Lawrence Joseph
Lawyerland
What Lawyers Talk About When They Talk About Law
Farrar, Straus & Giroux, 192 pp., $ 22
Years ago, a local Los Angeles television station hit upon a brilliant sweeps-week protootion for its news broadcast. While the other stations were airing lurid five-part series on child pornography and satanic cults, it broadcast a weeklong feature titled, simply, “Meet the Nielsen Families.”
The ratings were, of course, phenomenal.
Lawrence Joseph’s new book, Lawyerland, occupies a similar market niche. It’s a book about lawyers — how they talk, how they complain, how they eat – – and at $ 22 a throw, it’s the kind of book you give to a recent law-school graduate (surely the latespring publication date is no accident?) or to your lawyer dad for Father’s Day, or, if you’re really unlucky, to the Alan Dershowitz in your life.
The book is subtitled, with remarkable chutzpah, “What Lawyers Talk About When They Talk About Law,” which suggests that somehow, despite the Simpson trial, Greta Van Susteren, Court TV, John Grisham, Jones v. Clinton, Anita Hill, the Menendez defense, L.A. Law, and Alan Dershowitz, we aren’t getting an accurate picture of what lawyers talk about when they talk about law. Apparently, according to Joseph, they have a few more things they’d like to share.

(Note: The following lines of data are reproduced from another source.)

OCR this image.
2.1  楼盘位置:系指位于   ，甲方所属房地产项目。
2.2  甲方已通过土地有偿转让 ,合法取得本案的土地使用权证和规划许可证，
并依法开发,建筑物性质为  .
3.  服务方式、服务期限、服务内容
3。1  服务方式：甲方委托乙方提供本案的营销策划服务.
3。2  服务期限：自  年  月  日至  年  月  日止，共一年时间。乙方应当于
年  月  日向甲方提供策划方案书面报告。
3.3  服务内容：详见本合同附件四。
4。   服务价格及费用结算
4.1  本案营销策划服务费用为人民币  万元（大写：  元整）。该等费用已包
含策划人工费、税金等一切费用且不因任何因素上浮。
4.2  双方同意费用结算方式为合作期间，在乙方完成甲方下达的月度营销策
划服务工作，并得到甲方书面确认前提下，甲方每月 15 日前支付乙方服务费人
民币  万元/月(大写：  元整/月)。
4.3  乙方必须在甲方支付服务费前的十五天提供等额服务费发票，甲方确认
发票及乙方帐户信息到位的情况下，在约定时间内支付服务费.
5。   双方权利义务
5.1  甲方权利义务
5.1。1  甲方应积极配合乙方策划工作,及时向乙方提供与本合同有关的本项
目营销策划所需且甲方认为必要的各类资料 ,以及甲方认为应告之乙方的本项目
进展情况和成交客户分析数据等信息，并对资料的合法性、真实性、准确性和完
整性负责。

Joseph has gathered a collection of characters — composites, he tells us, of real New York lawyers — who talk about their careers and the law in pretty much non-stop monologues, punctuated here and there by a bit of description or an interjection by the author. The book is “truthful rather than factual,” Joseph declares in a note to the reader. “The names, circumstances, and characteristics of the persons and places portrayed have been changed,” he writes, adding that “those readers who are also lawyers will especially appreciate why.” As if it takes three years of law school to ” especially appreciate” why you wouldn’t want your actual name associated with this: “I don’t remember having to watch myself all the time, the way I have to now. Take documents for example. You’ve got lawyers telling clients to destroy documents — they implicate their clients in the fraud. There are clients who want their lawyers to commit fraud, so the lawyers are in it with them. Billing. It’s worse than ever. Maybe I shouldn’t say worse.”
Or this:
“What’s a ‘zoid?
“Short for sleazoids. Even the personal-injury ‘zoids who make a hell of a lot more than we do hate our asses. We at least have clients who actually pay us. Can you imagine your livelihood depending on how braindead a brain-dead baby is? There’s a term I heard the other day — a “cancer misdiagnosis case.” “Please, Lord, won’t you send me a cancer misdiagnosis case!”
Or this: “In the eighties, there’d be guys who’d bill whole days when they were out [with] call girls . . . everybody knew it, no one cared, there was so much money flying around.”
Memo to self: Review next attorney’s bill very carefully.
The anonymous quality, though, is what keeps the book moving along. Lawyers, when speaking for attribution, are remarkably pompous. Freely rifting, as they do here, on the law, justice, billing, and society in general, they sound a lot like the rest of us: profane, cynical, funny, incoherent. Joseph is a snappy writer, and his sense of pace is terrific — when a character gets boring or too intense he’s hustled off stage and a new one is trotted on. And the cast of characters — a bitter black barrister, a sardonic female judge, a huckster corporate lawyer, a foulmouthed criminal defense attorney — are good choices for this sort of thing, much better than the slim pickings available in, say, Washington, D.C. That Lawyerland would have been a very different book. It’s hard to imagine anything juicy coming from, for example, an intellectual-property attorney, an environmental-rights lawyer, a former congressman, and a guy from the Natural Fibers Council. Joseph picked the right city — New York — and the right lawyers.
But Lawyerland, for all its Mametstyle rat-a-tat dialogue and “tough guy” diction, is pretty pointless. It’s not really about “what lawyers talk about when they talk about law”; it’s about “what colorful New Yorkers talk about when they’re trying to be colorful.”
The book was sitting on my coffee table when a lawyer friend of mine dropped by. He picked up the book and scoffed. “Looks boring,” he said. But he didn’t put it down. He flipped through it for a few minutes, trying to keep up his end of our conversation, but getting distracted. “Mind if I borrow this?” he finally asked. “Go ahead,” I said, knowing that “borrow,” in the lawyer’s lexicon, means “keep forever.”
Lend Lawyerland to the Dersh in your life. It will take him three billable hours to read, and the price of the book is probably deductible.
Rob Long, a contributing editor of National Review, is a writer-producer for television whose new series, “George and Leo,” premieres on CBS this fall.